Ich sehe das Problem nicht so sehr im Fachjargon, sondern in der Schwierigkeit, solch einen Charakter glaubwürdig darzustellen.

Erst einmal müßte plausibel erkennbar sein, daß der Protagonist tatsächlich durch seinen "Beruf" gefühlskalt gegenüber anderen Lebensbereichen wurde. Und ich sage bewußt "gefühlskalt", denn "soziale Kälte" ist ein Widerspruch in sich und kann es deshalb gar nicht geben. Im Gegenteil ist das Zusammenkommen am Spieltisch auch eine soziale Zusammenkunft im Sinne von Geselligkeit und gemeinsamen Absichten. Der Knackpunkt ist doch eher der, daß man ständig versucht, den Verstand über die Emotionen siegen zu lassen - und das ist bei fortschreitender Stunde verdammt schwierig, aber es ist ja auch Spaß, wenn nicht sogar eine Sucht, auf jeden Fall aber ein Kräftemessen.

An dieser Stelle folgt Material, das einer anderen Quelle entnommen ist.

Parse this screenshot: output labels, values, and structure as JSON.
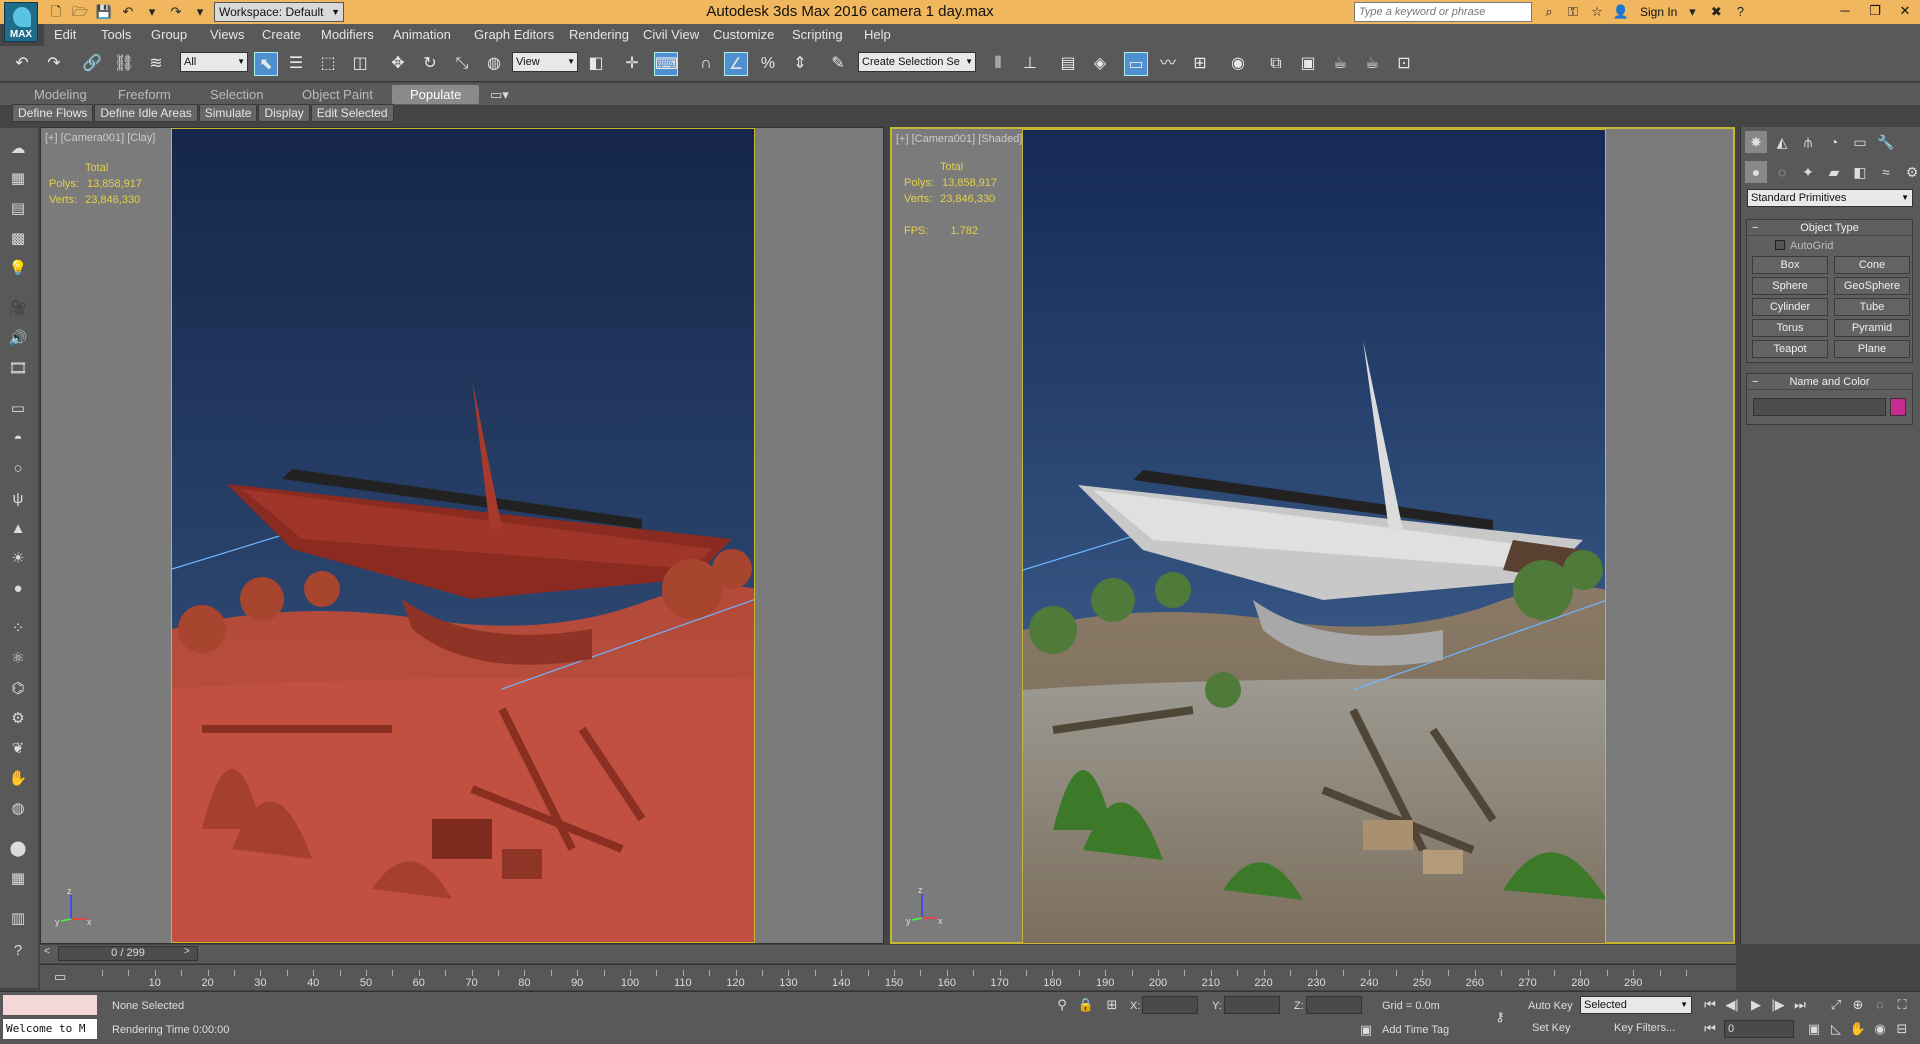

So funktioniert das nicht. Viele Menschen - und gerade Männer in Führungspositionen - wissen sehr wohl zwischen der kühlen Geschäftswelt und der warmen, emotionalen, sozialen Welt (privaten Welt) zu unterscheiden und verstehen es, nach Belieben den Hebel umzulegen.

Dein Held kann gar nicht an Pokerface-Kälte leiden, sondern da muß noch etwas anderes mitspielen, eine Nebenhandlung, die ihm eine gute Portion Zynismus eingebracht hat. Nicht das Kartenspiel macht ihn gefühlskalt, sondern er projiziert aufgrund einer (schlechten) Erfahrung die Welt des Kartenspiels auf seine Umgebung. Er zweifelt, wird mißtrauisch und sieht überall, wo er Freude, Frieden und Liebe sucht, nur noch den Spieltisch.

Für solch ein Szenario bedarf es nicht allzu vieler Fachbegriffe aus der Spielerwelt.

Mir fällt jetzt noch so viel dazu ein, daß ich eine Abhandlung schreiben könnte, deshalb mache ich jetzt Schluß. Wenn nicht rübergekommen ist, was ich meine, dann hilft ein Elaborat auch nicht weiter.

LG
Ilka-M.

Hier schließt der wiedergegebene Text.